In other words, we are trying to solve $$Ax = b$$ where the columns of $$A$$ are the vectors in $$U$$ and $$x = \begin{bmatrix} x_1\\x_2\end{bmatrix}$$ for each choice of $$b$$ from $$\left\{\begin{bmatrix} 1\\0\\0\end{bmatrix}, \begin{bmatrix} 0\\1\\0\end{bmatrix}, \begin{bmatrix} 0\\0\\1\end{bmatrix}\right\}$$. Since all three systems have the same coefficient matrix, we can simply row reduce the extended augmented matrix: $\left[ \begin{array}{rr|rrr} 1 & 1 & 1 & 0 & 0\\ 1 & 0 & 0 & 1 & 0\\ 0 & -1 & 0 & 0 & 1 \end{array} \right].$ Interchanging rows 1 and 2, we obtain $\left[ \begin{array}{rr|rrr} 1 & 0 & 0 & 1 & 0\\ 1 & 1 & 1 & 0 & 0\\ 0 & -1 & 0 & 0 & 1 \end{array} \right].$ Performing $$R_2 \leftarrow R_2 - R_1$$ gives $\left[ \begin{array}{rr|rrr} 1 & 0 & 0 & 1 & 0\\ 0 & 1 & 1 & -1 & 0\\ 0 & -1 & 0 & 0 & 1 \end{array} \right].$ Performing $$R_3 \leftarrow R_3 + R_2$$ gives $\left[ \begin{array}{rr|rrr} 1 & 0 & 0 & 1 & 0\\ 0 & 1 & 1 & -1 & 0\\ 0 & 0 & 1 & -1 & 1 \end{array} \right].$ From the bottom row, we see that none of the three vectors can be written as a linear combination of vectors in $$U$$. That means we could add any of them to $$U$$. The resulting set will have three linearly independent vectors and will therefore span $$\mathbb{R}^3$$.

## Exercise

1. Let $$P_2$$ denote the vector space of polynomials in $$x$$ with real coefficients having degree at most $$2$$. Extend $$\{x-1, x^2-x + 2\}$$ to a basis of $$P_2$$.

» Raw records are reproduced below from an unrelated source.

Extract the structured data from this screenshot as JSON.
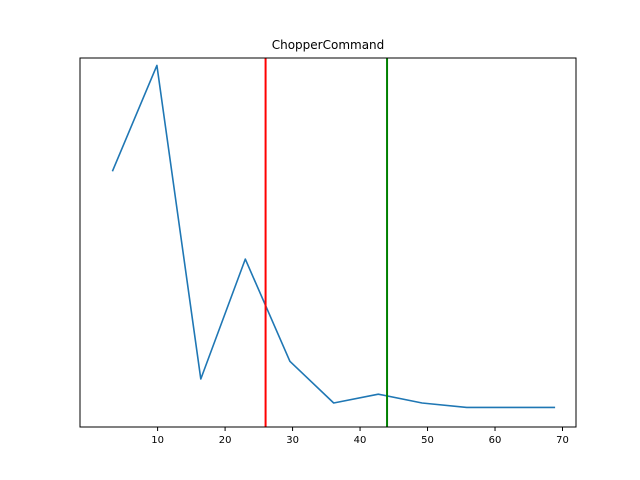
{
  "chart_data": {
    "type": "line",
    "title": "ChopperCommand",
    "xlabel": "",
    "ylabel": "",
    "xlim": [
      -1.5,
      72
    ],
    "ylim": [
      0.0,
      1.0
    ],
    "xticks": [
      10,
      20,
      30,
      40,
      50,
      60,
      70
    ],
    "yticks_shown": false,
    "grid": false,
    "series": [
      {
        "color": "#1f77b4",
        "x": [
          3.3,
          9.9,
          16.4,
          23.0,
          29.6,
          36.1,
          42.7,
          49.2,
          55.8,
          62.4,
          68.9
        ],
        "y": [
          0.693,
          0.98,
          0.13,
          0.455,
          0.178,
          0.065,
          0.089,
          0.065,
          0.053,
          0.053,
          0.053
        ]
      }
    ],
    "vlines": [
      {
        "x": 26.0,
        "color": "#ff0000"
      },
      {
        "x": 44.0,
        "color": "#008000"
      }
    ]
  }
}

2. What is the largest possible dimension of a proper subspace of the vector space of $$2 \times 3$$ matrices with real entries?

3. Let $$B = \{v_1,\ldots, v_n\}$$ be a basis of $$\mathbb{R}^n$$. $$B$$ is said to be an orthogonal basis if the dot product of $$v_i$$ and $$v_j$$ is $$0$$ for all distinct $$i, j \in \{1,\ldots, n\}$$. For example, the basis $$\left\{\begin{bmatrix} 1\\0\\0\end{bmatrix}, \begin{bmatrix} 0\\1\\0\end{bmatrix}, \begin{bmatrix} 0\\0\\1\end{bmatrix}\right\}$$ is an orthogonal basis of $$\mathbb{R}^3$$.

1. Extend $$\left\{\begin{bmatrix} 1\\-2\end{bmatrix}\right\}$$ to an orthogonal basis of $$\mathbb{R}^2$$.

2. Extend $$\left\{\begin{bmatrix} 1\\0\\ -1 \end{bmatrix}, \begin{bmatrix} 1\\2\\ 1 \end{bmatrix}\right\}$$ to an orthogonal basis of $$\mathbb{R}^3$$.